Leur but ? « Partager un art assez diversifié et en ébullition à Bangkok, mais difficile à voir en raison du manque d’espaces publics de la ville ». Pour éviter que le festival soit associé à leurs personnalités, les trois amis cachent leur identité. « Nous souhaitons garder la Bangkok Biennial le plus ouvert possible pour qu’un maximum d’artistes y participent, précise l’un d’entre eux. C’est le genre d’événement qui ne peut exister que si les artistes le souhaitent et sont réactifs », ajoute-t-il.
Deux peintres contemporains, Angkrit Ajchariyasophon et Mit Jai Inn, ont particulièrement promu l’événement et motivé des artistes de tous horizons à y participer. Le premier est propriétaire de la galerie Angkrit et a fait partie de la commission d’organisation de la Biennale de Singapour en 2013. Le second vit à Chiang Maï et expose ses oeuvres dans sa galerie bangkokoise, la Cartel Artspace.
Sans budget et avec des moyens de communication limités, les organisateurs de la « biennale off » ont ouvert une plateforme internet où tous les artistes intéressés ont été invités à s’inscrire. A eux de remplir leur biographie, les détails de leurs événements et d’établir des stratégies de communication pour attirer des visiteurs. En fait, les 250 artistes thaïlandais et étrangers inscrits bénéficient seulement du label « Bangkok Biennial » et de la plateforme, disponible en libre accès.
Galeries, rues, appartements, et même forêt : à chaque artiste de trouver sa place, à Bangkok ou ailleurs, comme dans le village de Mae Wang par exemple. Par souci d’organisation, les participants se sont regroupés en «pavillons », qui peuvent être un lieu à l’effigie de la galerie Speedy Grandma ou encore un programme, comme Hong Hub, imaginé par une résidence d’artistes de Bangkok Eponyme. « Bangkok Biennial présente une collection très éclectique d’arts et d’idées », résume l’organisateur.
La galerie Artist+Run expose ainsi les oeuvres de Tintin Cooper. L’artiste anglo-thaï utilise le collage pour donner une perspective aux photographies, comme si elles étaient en mouvement. Mike Rossi, quant à lui, a traduit des chansons célèbres telles que I will survive de Glory Gaynor dans plusieurs langues. Il a ensuite mélangé les paroles proposées par Google Traduction. Dans une même chanson, peut ainsi mélanger du russe, de l’espagnol et du thaï. Pour entendre et visionner les vidéos que l’artiste a réalisées, il faut se rendre au bar Karaoke888 et demander à chanter la composition.
Des artistes renommés à la Bangkok Art Biennale
La Bangkok Art Biennale accueille quant à elle des artistes plus célèbres. Marina Abramović, Yayoi Kusama (voir encadré) mais aussi l’Indonésien Heri Dono, l’Italien Paolo Canevari, ou encore Sakarin Krue-On. A 53 ans, cet artiste thaïlandais insiste sur la valeur des traditions de son pays comme la culture de riz ou les images bouddhiques avec des techniques artistes locales et occidentales de gravure, dessins ou encore sculpture.

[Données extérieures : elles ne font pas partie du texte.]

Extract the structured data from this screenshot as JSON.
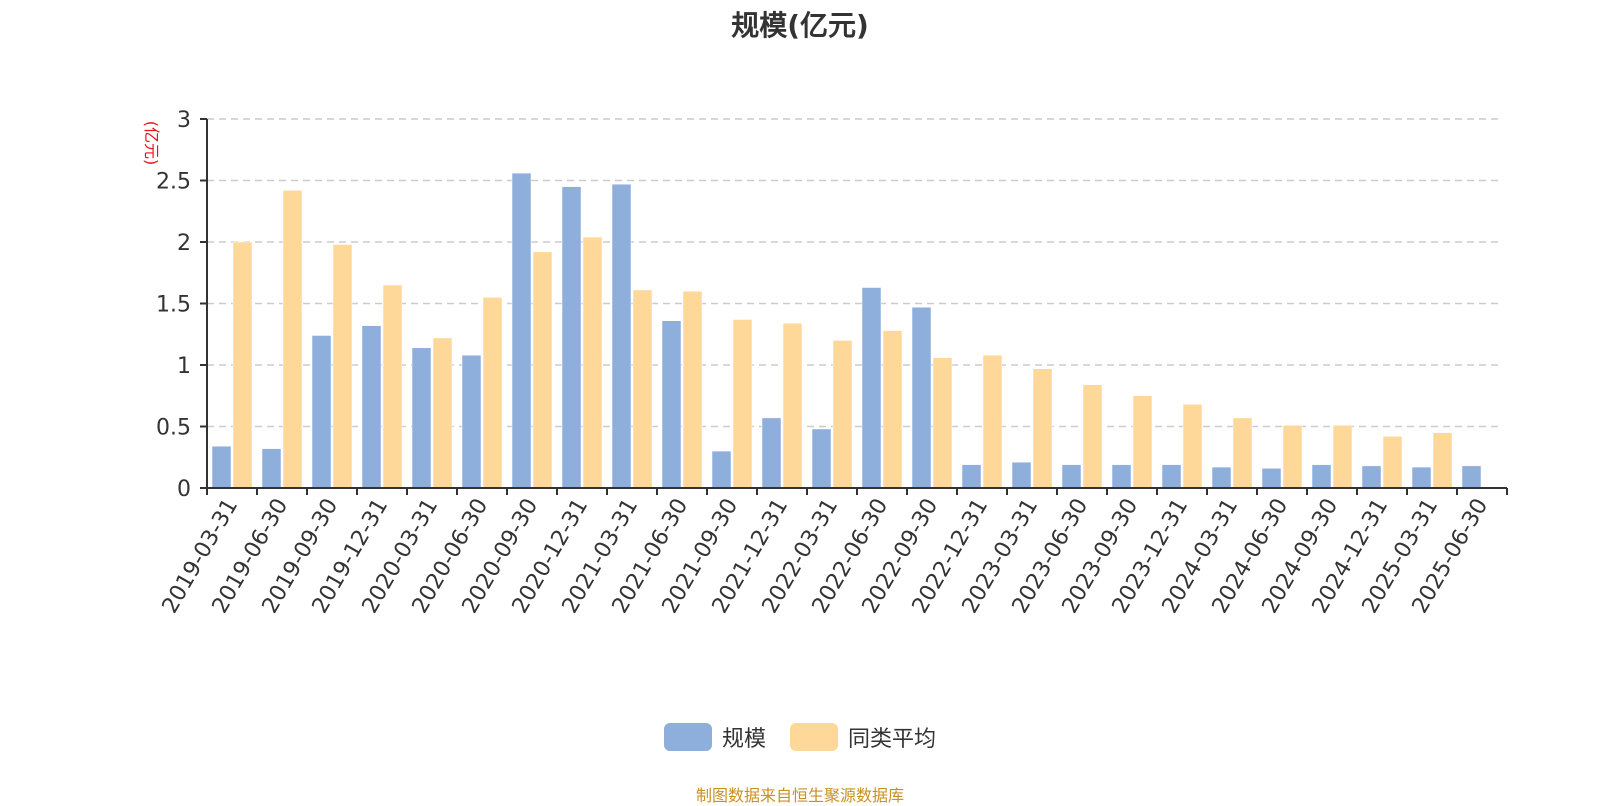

Le sculpteur et vidéaste Paolo Canevari lui est connu pour ses installations et vidéos dérangeantes et esthétiques. A la biennale de Venise en 2007, les visiteurs pouvaient admirer une vidéo de dix minutes sur laquelle un jeune adulte jongle avec un crâne comme si c’était un ballon de football. Il se trouve dans un terrain vague, qui s’avère être l’ancien quartier général de l’armée serbe, bombardé par l’OTAN en 1999.
Les 75 artistes de la Bangkok Art Biennale ont été sélectionnés avec soin. Ils devront se plier au thème central « Beyond Bliss » (au delà de la joie). « Nous vivons dans un état de peur, de protestations et de désillusions. Nous invitons les artistes à commenter ce manque de joie, créé par les affrontements politiques, la maladie, la pollution et les migrations », a expliqué Apinan Poshyananda, le directeur artistique, lors de la cérémonie de présentation des artistes.
Contrairement à la Bangkok Biennial, la Bangkok Art Biennale se tiendra uniquement dans les lieux prestigieux ou touristiques de Bangkok : le long du fleuve Chao Phraya, dans les temples de la vieille ville, dont le Wat Pho, ou encore au Bangkok Art and Culture Center (BAAC) ou à Central Embassy.
Les biennales comme enjeux stratégiques
Si deux biennales se tiennent à Bangkok, une troisième aura lieu en Thaïlande cette année aussi, sous le nom de « Thailand Biennale ». Organisée par le ministère de la Culture, elle se tiendra à Krabi du 2 novembre 2018 au 28 février 2019. En plein air, 50 artistes auront pour mission d’allier art et nature, notamment Kamin Lertchaiprasert, l’artiste thaïlandais ayant remplacé toutes les publicités du BTS L’an dernier par ses oeuvres d’art.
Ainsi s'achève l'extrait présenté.